I guess Orlet didn’t see the video or didn’t care what all the witnesses said about the police behavior they witnessed. I do know this, if these officers are not prosecuted for murder (at a minimum manslaughter) then there is no justice. I frankly suspect they won’t be, though maybe they will lose their jobs and the city will have to pay something to their family for wrongful death. Maybe.
And let’s be honest, if Kelly Thomas wan;t white and the son of a former law enforcement officer, would we even have heard about his case? How many minorities — African Americans, Hispanics, LGBT people, etc. are routinely beaten or harassed by police officers and it never gets any national attention much less local attention?
In any event, with the wave of excessive force cases mounting in which police and other law enforcement officers have used tasers and other weapons to torture and assault civilians, isn’t it time we revisited and revised at the laws that shield the people who are supposed to protect and serve from beating the crap out of so many people with impunity?
So, his response to the stomping death of a mentally ill homeless man is to complain about the fact that we don’t forcibly medicate people? Isn’t that completely beside the point?
I must also be insensitive, because I got something completely different from Orlet’s post: a fairly standard liberal complaint from the ’80s that the Reagan-era emptying out of mental hospitals put a bunch of seriously mentally ill people on the streets with no resources and nobody to deal with them except poorly trained cops. That’s a separate issue from whether the cops should have beaten the crap out of Thomas, but it’s a reasonable concern, both from the standpoint of (in Orlet’s case) law enforcements and from the standpoint of the patients themselves. Balanced against that are the obvious funding and civil liberties issues.
Orlet’s characterization of Thomas as “violent” seems dubious from what I’ve read of Thomas’ background, but the issue of the system failing chronically – and sometimes violently – mentally ill people, and cops not knowing how to respond to them, is very legitimate. It doesn’t excuse their violent response to Thomas, but on its own merits it’s not a bad point.
Seattle had a textbook case of the difficulty of prosecuting cops with last summer’s cop murder of a Native America woodcarver harmlessly walking across a downtown intersection in broad daylight, threatening nobody. (A case Steven has referenced before.) The county prosecutor decided he could not go forward with a case because state law requires proof of personal malice by the law enforcement officer to the victim for a crime to occur.
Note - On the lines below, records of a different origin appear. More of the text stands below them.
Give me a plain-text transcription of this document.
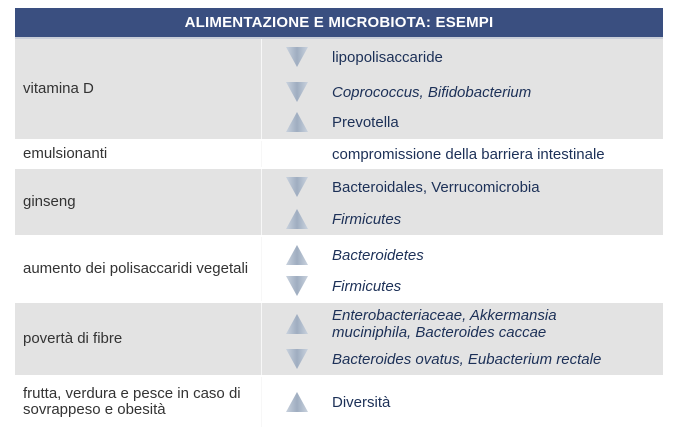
ALIMENTAZIONE E MICROBIOTA: ESEMPI
vitamina D
lipopolisaccaride
Coprococcus, Bifidobacterium
Prevotella
emulsionanti	compromissione della barriera intestinale
ginseng
Bacteroidales, Verrucomicrobia
Firmicutes
aumento dei polisaccaridi vegetali
Bacteroidetes
Firmicutes
povertà di fibre
Enterobacteriaceae, Akkermansia muciniphila, Bacteroides caccae
Bacteroides ovatus, Eubacterium rectale
frutta, verdura e pesce in caso di sovrappeso e obesità	Diversità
In other words, cops in Washihgton state can commit murder with complete impunity, so long as their victims are strangers.
The author at American Spectator is demonstrating that they are completely ignorant of what a family deals with when it comes to having a schizophrenic adult son or daughter.
I invite them to step into the shoes of those of us who have experienced first-hand what it takes to get through the days, weeks and years of fear and uncertainty when you have a loved one like Kelly Thomas.
When someone like this steps up on their high horse of judgment and pretends to know in very simple terms what needs to be done to handle the severely mentally ill, it makes me want to drag them by the short hairs ,kicking and screaming, to their local mental health care facility to give them a glimpse into the chaotic and inconsistent world of mental health treatment in this country.
Message to the author of that American Spectator article: Come walk in our shoes. Then you will have some credibility. Until then, shut the fuck up.
I like how he slipped in the description of Thomas as “violent” without the slightest evidence that he behaved violently towards the police.